Should you pay off your mortgage before you retire? | Baby boomers
Paying off your mortgage before you retire is a major financial achievement, but you don’t necessarily have to eliminate all of the housing get into debt in order to retire well. Low mortgage interest rates mean that it can make financial sense to continue making mortgage payments during your retirement years. “Interest rates are a game changer,” says Bryson Roof, a certified financial planner for Roof Advisory Group, a division of Fort Pitt Capital Group, in Harrisburg, Pennsylvania.
Here are five great scenarios you can get away with by holding onto your mortgage until retirement:
- You get a better rate on your investments than you pay on your mortgage.
- You would pay off your mortgage with savings.
- You have other debts with higher interest rates.
- You can get a tax deduction by saving elsewhere.
- You are making an emotional decision rather than a financial one.
1. You get a better rate on your investments than you pay on your mortgage
A mortgage can help you earn more on your investment portfolio than you pay for mortgage interest. “My mortgage was 3.6%,” Roof says. “If I can earn 6% on my portfolio and pay 3.6% interest on my mortgage, I’d better let my portfolio grow.
It is important to calculate the interest you are paying on your mortgage and compare it to your expected investment returns. “Do the math,” says Barry Bigelow, senior advisor at the Duluth, Minnesota branch of Great Waters Financial. “Make sure that if you can’t do the math yourself, someone will help you.”
Sometimes it might not make sense to pay off the loan, but refinancing can be beneficial. “If they have a variable rate, retirement rates could start to increase,” Roof says. “It makes sense to lock in a fixed rate today.”
2. You would pay off your mortgage with savings
You don’t want to use all of your savings to pay off your mortgage and then be unable to meet other expenses in retirement. “If you are paying off your mortgage and have no money set aside for emergencies, now you need to get a home equity loan or line of credit to get a new roof or buy a new car, whatever. she is. Said. A emergency expense could force you to take on higher interest rate debt, eliminating the benefit of paying off your mortgage.
Using your retirement savings to make mortgage payments could also trigger taxes. If you withdraw $ 60,000 from your IRA to pay off your mortgage, you could end up with less than $ 50,000 after taxes. It might not make sense to pay off your mortgage from your retirement accounts. “I recommend it against those who haven’t been disciplined enough and want to cut back on what they’re saving for retirement to pay off a home,” says Nicolas Abrams, chartered financial planner for AJW Financial Partners in Baltimore, Maryland. “If you have a shortfall in retirement, all of your money is in your house. You will need to get a line of credit. Sometimes paying off a mortgage can also affect other retirement goals, such as forcing you to work longer.
3. You have other debts with higher interest rates
Consider pay off the debt with the highest interest rate first. “If you have high interest student loans and credit cards, you better prioritize reducing that high interest debt over a low interest mortgage,” Roof says. .
4. You can claim a tax deduction by saving elsewhere
Remember to take taxes into account when deciding to pay off your mortgage or maintain your investments. The Tax Cuts and Jobs Act 2017 changed the rules for tax deduction of mortgage interest. Due to the new tax law, many people cannot necessarily deduct mortgage interest due to the higher standard deduction, and if you don’t have enough deductions, you cannot itemize them.
However, you may be able to benefit from a tax deduction by putting money into retirement accounts.
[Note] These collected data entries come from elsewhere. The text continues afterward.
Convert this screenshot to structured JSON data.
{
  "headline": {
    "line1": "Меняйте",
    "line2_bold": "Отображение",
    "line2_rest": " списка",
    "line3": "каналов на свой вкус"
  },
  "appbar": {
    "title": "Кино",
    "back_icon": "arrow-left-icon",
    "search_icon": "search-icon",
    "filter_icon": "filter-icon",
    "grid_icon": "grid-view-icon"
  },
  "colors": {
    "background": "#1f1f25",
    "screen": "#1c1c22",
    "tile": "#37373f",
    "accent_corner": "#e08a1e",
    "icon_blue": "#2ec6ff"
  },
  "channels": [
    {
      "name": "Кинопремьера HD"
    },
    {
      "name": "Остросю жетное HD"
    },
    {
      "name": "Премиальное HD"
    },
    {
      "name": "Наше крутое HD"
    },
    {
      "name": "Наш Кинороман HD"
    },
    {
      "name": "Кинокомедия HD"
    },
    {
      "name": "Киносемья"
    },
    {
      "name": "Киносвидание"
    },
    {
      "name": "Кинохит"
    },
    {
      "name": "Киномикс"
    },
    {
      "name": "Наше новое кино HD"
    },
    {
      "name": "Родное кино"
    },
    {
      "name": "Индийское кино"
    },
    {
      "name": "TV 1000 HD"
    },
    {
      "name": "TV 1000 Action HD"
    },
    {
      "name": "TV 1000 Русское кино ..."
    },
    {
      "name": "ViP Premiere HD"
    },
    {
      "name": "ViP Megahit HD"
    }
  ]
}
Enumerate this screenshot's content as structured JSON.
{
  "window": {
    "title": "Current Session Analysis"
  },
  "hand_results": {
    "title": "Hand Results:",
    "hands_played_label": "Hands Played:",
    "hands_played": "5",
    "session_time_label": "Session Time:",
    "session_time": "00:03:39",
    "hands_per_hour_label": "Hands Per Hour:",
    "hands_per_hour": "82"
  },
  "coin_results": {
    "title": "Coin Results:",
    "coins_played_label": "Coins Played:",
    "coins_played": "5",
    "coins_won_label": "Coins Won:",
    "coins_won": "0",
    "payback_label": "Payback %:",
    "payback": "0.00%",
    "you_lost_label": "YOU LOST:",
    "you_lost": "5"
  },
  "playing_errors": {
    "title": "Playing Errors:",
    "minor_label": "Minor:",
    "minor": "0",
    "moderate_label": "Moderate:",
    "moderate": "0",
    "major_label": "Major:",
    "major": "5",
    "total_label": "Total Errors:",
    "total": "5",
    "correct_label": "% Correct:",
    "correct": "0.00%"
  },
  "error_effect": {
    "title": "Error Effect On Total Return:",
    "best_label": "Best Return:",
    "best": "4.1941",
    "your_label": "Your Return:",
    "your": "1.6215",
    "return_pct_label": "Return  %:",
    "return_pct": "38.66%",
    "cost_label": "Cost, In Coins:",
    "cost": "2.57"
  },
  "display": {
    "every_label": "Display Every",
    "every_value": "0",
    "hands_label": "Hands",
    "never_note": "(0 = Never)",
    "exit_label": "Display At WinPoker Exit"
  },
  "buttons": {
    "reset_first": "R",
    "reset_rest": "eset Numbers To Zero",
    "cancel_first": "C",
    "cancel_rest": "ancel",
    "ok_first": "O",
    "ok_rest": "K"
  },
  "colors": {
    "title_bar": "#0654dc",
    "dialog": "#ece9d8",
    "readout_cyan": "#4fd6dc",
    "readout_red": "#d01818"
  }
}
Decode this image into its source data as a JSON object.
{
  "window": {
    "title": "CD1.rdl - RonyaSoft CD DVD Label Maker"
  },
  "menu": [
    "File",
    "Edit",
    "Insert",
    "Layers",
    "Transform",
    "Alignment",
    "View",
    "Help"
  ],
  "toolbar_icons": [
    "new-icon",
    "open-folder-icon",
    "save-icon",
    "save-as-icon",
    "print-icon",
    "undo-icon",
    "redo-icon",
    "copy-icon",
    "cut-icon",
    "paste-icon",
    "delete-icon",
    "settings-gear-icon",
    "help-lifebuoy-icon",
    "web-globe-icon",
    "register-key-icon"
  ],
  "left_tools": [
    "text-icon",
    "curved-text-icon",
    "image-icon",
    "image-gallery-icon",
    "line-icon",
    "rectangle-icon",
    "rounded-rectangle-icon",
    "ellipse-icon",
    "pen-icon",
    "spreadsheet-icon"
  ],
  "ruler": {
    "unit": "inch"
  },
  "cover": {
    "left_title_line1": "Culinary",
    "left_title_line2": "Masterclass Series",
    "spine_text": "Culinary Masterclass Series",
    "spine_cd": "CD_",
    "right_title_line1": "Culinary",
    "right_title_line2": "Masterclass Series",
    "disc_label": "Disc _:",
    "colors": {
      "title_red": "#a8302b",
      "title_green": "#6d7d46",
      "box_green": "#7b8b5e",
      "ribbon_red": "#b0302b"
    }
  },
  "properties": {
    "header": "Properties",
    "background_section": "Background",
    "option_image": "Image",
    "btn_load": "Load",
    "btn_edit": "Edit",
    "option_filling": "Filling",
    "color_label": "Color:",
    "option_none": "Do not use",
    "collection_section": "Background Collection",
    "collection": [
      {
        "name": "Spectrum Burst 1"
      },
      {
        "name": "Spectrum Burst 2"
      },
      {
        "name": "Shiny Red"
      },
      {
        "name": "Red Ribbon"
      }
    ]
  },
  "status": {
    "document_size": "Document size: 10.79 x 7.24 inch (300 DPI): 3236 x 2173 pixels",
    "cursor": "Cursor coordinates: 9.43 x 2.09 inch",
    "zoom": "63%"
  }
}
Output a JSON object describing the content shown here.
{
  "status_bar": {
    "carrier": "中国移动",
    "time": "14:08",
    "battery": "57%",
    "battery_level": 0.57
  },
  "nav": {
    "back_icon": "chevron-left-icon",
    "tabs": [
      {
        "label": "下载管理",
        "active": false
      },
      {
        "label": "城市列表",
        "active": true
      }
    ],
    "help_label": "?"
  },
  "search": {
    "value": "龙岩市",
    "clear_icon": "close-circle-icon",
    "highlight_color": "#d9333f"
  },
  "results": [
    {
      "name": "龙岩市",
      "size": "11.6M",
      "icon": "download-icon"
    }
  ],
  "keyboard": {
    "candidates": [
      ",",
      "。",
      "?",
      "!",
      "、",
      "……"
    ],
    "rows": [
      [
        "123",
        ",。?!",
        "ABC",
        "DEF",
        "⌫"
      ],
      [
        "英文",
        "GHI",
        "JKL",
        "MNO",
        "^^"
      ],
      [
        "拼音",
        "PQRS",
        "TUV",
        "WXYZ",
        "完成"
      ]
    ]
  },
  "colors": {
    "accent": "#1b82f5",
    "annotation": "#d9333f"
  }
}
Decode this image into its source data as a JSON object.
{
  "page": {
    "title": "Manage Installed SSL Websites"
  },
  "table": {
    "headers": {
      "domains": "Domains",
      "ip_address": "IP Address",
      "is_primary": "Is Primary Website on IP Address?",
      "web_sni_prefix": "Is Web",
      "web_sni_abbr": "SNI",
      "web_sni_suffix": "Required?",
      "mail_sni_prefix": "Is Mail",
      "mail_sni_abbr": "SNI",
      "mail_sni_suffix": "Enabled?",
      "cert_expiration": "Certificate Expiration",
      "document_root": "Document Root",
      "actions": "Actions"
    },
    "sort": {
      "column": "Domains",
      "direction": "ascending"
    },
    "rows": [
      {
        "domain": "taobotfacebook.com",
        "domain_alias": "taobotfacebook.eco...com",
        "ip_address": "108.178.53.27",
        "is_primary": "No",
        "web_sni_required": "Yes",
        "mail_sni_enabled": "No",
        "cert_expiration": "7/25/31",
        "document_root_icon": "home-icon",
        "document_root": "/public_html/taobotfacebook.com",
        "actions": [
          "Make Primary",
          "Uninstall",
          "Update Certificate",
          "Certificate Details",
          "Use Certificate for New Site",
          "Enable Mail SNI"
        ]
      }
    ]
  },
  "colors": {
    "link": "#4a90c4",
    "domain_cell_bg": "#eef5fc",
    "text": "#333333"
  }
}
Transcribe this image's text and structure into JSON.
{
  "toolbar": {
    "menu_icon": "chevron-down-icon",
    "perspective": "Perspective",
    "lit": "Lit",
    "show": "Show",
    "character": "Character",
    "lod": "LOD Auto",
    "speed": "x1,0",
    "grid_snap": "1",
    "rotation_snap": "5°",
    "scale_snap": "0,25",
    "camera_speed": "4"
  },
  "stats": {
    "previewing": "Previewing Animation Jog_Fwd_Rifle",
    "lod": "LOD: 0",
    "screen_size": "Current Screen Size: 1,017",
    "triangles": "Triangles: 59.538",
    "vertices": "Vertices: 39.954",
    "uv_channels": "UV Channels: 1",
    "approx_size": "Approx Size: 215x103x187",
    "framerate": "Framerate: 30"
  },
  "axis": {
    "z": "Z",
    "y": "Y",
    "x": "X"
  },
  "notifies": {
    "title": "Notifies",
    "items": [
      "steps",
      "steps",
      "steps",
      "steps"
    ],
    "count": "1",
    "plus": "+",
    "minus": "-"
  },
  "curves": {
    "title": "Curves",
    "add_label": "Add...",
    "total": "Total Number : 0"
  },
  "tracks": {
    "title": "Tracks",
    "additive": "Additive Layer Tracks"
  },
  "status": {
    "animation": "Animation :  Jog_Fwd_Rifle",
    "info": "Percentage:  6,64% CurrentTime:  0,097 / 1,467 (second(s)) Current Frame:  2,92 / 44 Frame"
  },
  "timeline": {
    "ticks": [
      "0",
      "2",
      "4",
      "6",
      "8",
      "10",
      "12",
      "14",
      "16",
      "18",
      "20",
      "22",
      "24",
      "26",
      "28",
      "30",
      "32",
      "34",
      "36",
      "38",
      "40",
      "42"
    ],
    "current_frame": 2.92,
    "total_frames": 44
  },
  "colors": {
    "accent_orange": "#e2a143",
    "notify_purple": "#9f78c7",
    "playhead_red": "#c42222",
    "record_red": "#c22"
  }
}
While it can be emotionally rewarding to pay off your mortgage, sometimes you can get away with saving elsewhere instead of paying off your home. “By not paying off your mortgage, you can divert that money to 401 (k), 403 (b), and IRAs, and lower your taxes,” Roof explains.
Instead of paying off a mortgage, Abrams often recommends that clients put more money into their retirement account or IRA. “You will have access to this money,” says Abrams. “If you took the money and paid off the mortgage, it’s not cash. If you get it, you have to pay it back with interest.”
5. You are making an emotional decision rather than a financial one
There are people who want to pay off their mortgage just to have peace of mind in retirement. “If a client wants their mortgage paid off, that’s not a bad thing,” says Abrams. “I have clients whose mortgages are paid off before retirement. Their finances are structured and they still have enough to finance their retirement.
Some people want to pay off their mortgage even when mortgage rates are low and their portfolio is earning more. “What I like to talk to people about is understanding the emotional components and the math components,” says Roof. “This is a unique question for each individual. There is no hard and fast answer. You need a plan of action that matches each person’s unique circumstances.”
Some people just aren’t comfortable with debt in retirement, whether it’s how it was raised, an aversion to risk, a nagging sense of duty to pay. money or the sense of accomplishment of living debt free. “If you’ve done the math, it makes the decision less emotional,” Bigelow says.